The second act springs from the premise set up in the first act, but is very different. Act II takes place in the present day, on a Christmas Eve in New York City with the family created by Adam and Steve. According to Daigneault, “The challenge of the play is to make the second act and the first act work together and seem like one play. Even the director [Scott Edmiston, literary and artistic associate at the Huntington Theatre company] was saying that it’s like rehearsing two different plays. We’re doing a lot with the staging and the design to bring it together.


“As I’ve grown as an artist, the pieces of theater I choose to produce reflect both my aesthetic and where I am in my life,” muses Daigneault, adding that it’s also been a matter of “learning what audiences respond to.” SpeakEasy’s audience, as it happens, is remarkably diverse. While its obvious constituency comes from the neighborhood surrounding it, the company also draws subscribers from greater Boston and its suburbs. “I’m very impressed with how adventurous people are. You don’t really expect them to be. But we even have people who come in from western Massachusetts, from Vermont. They make it an event to come to Boston and see one of our plays.”

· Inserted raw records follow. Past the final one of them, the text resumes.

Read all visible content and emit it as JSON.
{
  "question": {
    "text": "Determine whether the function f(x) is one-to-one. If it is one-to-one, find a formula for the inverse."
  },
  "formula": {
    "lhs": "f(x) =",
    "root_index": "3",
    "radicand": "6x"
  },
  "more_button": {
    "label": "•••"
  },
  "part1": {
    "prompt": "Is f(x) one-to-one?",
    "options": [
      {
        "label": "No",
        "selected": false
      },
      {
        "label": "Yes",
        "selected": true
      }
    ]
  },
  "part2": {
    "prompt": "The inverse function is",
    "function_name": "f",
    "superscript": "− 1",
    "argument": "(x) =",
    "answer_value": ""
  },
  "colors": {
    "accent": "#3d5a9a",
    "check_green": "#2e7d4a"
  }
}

Like many directors-turned-administrators, Daigneault has discovered that his directing is often swallowed up by the greater needs of his company. But as SpeakEasy has grown, Daigneault has discovered that he gets “as much of a charge out of producing plays as I do out of directing them.” His past experience in the world of non-profits stands him in good stead here. “I made all my mistakes early, before I started the company,” he laughs, and so he has been able to avoid many of the business-related pitfalls faced by idealistic but administratively inexperienced theater entrepreneurs.

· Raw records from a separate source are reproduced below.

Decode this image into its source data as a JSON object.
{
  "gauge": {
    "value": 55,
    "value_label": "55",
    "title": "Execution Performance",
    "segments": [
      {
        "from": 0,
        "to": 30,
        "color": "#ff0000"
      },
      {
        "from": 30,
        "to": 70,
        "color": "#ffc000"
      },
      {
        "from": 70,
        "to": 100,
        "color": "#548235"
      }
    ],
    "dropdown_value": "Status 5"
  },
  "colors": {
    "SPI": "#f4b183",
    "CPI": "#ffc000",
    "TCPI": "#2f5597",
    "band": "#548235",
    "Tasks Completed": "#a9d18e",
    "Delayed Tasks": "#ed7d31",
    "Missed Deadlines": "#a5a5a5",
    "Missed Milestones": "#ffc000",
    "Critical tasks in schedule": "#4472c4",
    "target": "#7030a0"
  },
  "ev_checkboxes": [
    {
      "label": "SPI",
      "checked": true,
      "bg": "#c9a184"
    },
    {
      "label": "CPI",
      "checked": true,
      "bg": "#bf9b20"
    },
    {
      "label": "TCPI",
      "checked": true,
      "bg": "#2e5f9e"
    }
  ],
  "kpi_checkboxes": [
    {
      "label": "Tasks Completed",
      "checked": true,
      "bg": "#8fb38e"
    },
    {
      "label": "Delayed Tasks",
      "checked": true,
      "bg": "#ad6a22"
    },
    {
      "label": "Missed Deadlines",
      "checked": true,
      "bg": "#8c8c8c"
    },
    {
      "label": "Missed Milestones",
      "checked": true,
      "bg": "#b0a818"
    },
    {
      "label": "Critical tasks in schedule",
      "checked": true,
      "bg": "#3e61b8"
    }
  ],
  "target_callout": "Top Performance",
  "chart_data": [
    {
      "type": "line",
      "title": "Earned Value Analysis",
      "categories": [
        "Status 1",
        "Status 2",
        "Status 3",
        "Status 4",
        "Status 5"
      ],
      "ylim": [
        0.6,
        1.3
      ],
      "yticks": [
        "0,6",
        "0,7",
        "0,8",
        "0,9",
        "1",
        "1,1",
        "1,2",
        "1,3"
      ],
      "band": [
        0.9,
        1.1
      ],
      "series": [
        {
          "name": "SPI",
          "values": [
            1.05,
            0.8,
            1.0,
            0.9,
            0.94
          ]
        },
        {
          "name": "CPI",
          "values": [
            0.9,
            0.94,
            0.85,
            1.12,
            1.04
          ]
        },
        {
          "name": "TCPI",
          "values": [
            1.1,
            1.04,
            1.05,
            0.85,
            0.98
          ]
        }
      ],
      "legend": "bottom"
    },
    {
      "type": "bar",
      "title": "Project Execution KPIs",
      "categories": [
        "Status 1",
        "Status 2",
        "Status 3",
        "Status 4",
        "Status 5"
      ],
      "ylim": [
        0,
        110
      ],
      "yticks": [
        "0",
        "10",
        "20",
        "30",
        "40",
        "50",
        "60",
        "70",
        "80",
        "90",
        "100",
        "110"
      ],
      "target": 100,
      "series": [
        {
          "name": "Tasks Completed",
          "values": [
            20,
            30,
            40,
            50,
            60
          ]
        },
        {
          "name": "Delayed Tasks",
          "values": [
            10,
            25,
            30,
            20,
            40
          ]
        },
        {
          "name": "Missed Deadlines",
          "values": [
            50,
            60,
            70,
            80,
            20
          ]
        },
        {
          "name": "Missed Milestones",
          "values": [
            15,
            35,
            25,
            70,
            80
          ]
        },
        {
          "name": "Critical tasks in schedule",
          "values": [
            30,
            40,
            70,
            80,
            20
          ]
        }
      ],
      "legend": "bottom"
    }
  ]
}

Among the chief ingredients in his recipe for success is the idea of slow growth. “One of the good things about SpeakEasy is that we’ve been growing steadily over time,” he says. “We’re not at a point yet where we can help people make a living; a NEAT contract would be our demise right now. But we use special appearance and guest artist contracts. And, especially with designers, we use a lot of recent graduates from the colleges and help them get ready to move on. I love that relationship. They’re so ready to go the extra mile. They learn, and we learn from them.”

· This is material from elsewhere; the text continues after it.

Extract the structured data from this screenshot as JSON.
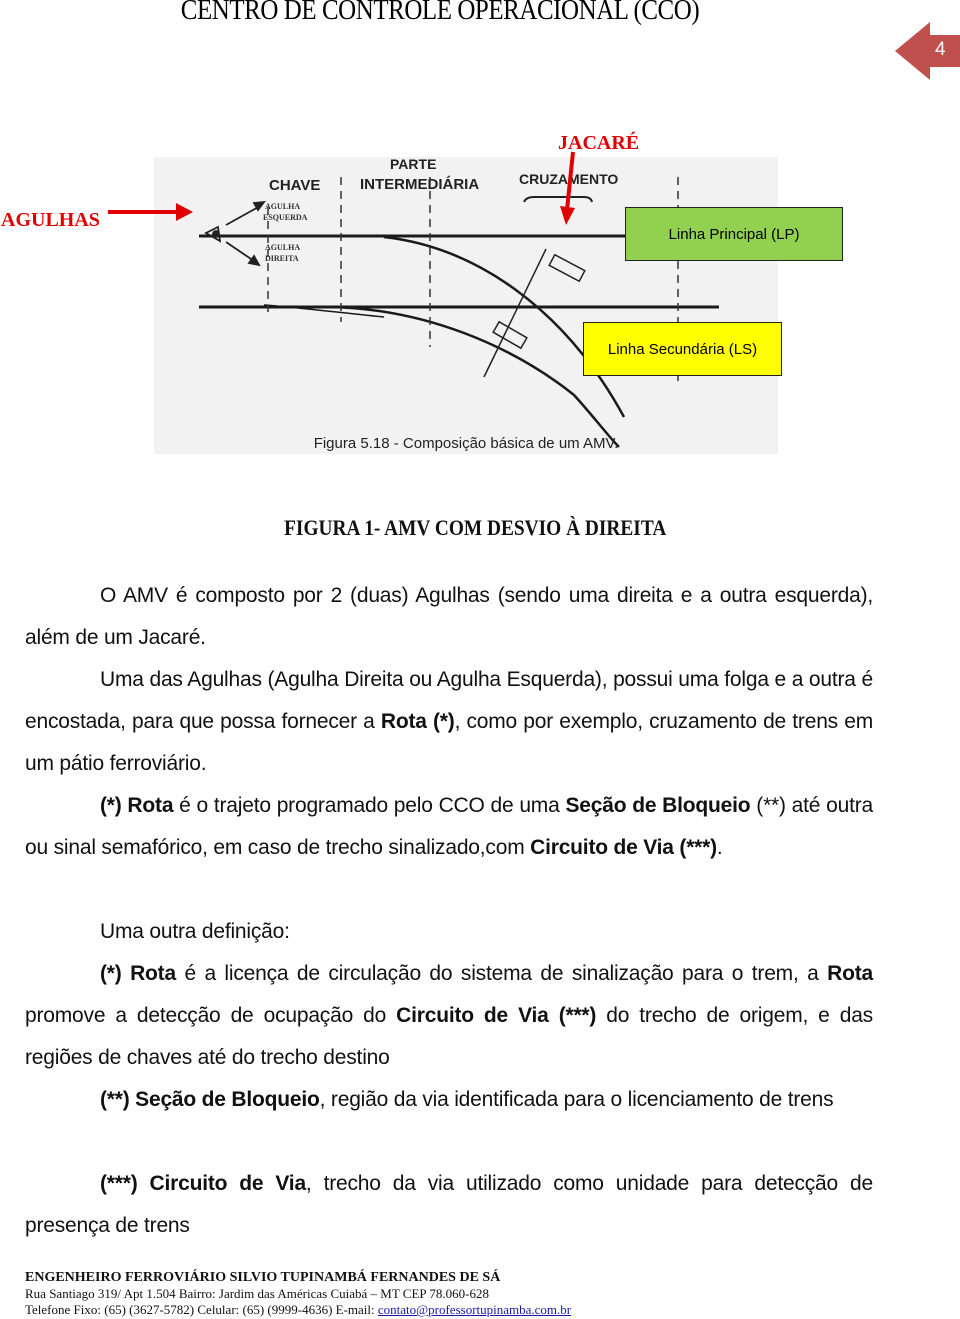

In the future, Daigneault ventures, “I want to produce a new work on our mainstage. I’d like to get something from our Late Night series or our Playground series, which is what we call our new plays lab, far enough into development to produce as a feature. I also want SpeakEasy to be regarded more as a small resident theater. We’ve been walking the line between the fringe and small resident categories, so that seems like the next big step–to make a transition that maintains a balance between cutting-edge and mainstream theater.”


Does he still dream of New York? “I’m really happy with the decision I made,” Daigneault replies. “When you’re young you say, ‘Okay, I’m going to start here and then go to New York and become a famous director.’ But there’s more to life than that. You get just as much recognition creating a community in your own theater company. It becomes a family. Within SpeakEasy, it’s incredibly important to me to make people feel valued and supported. I have a core of volunteers who return time after time that is the backbone of everything we produce, and it’s the same with directors and designers. We’re all sort of connecting to each other in different ways. The more each theater creates its own family, the more we make a strong web of support. Good theater makes more good theater.”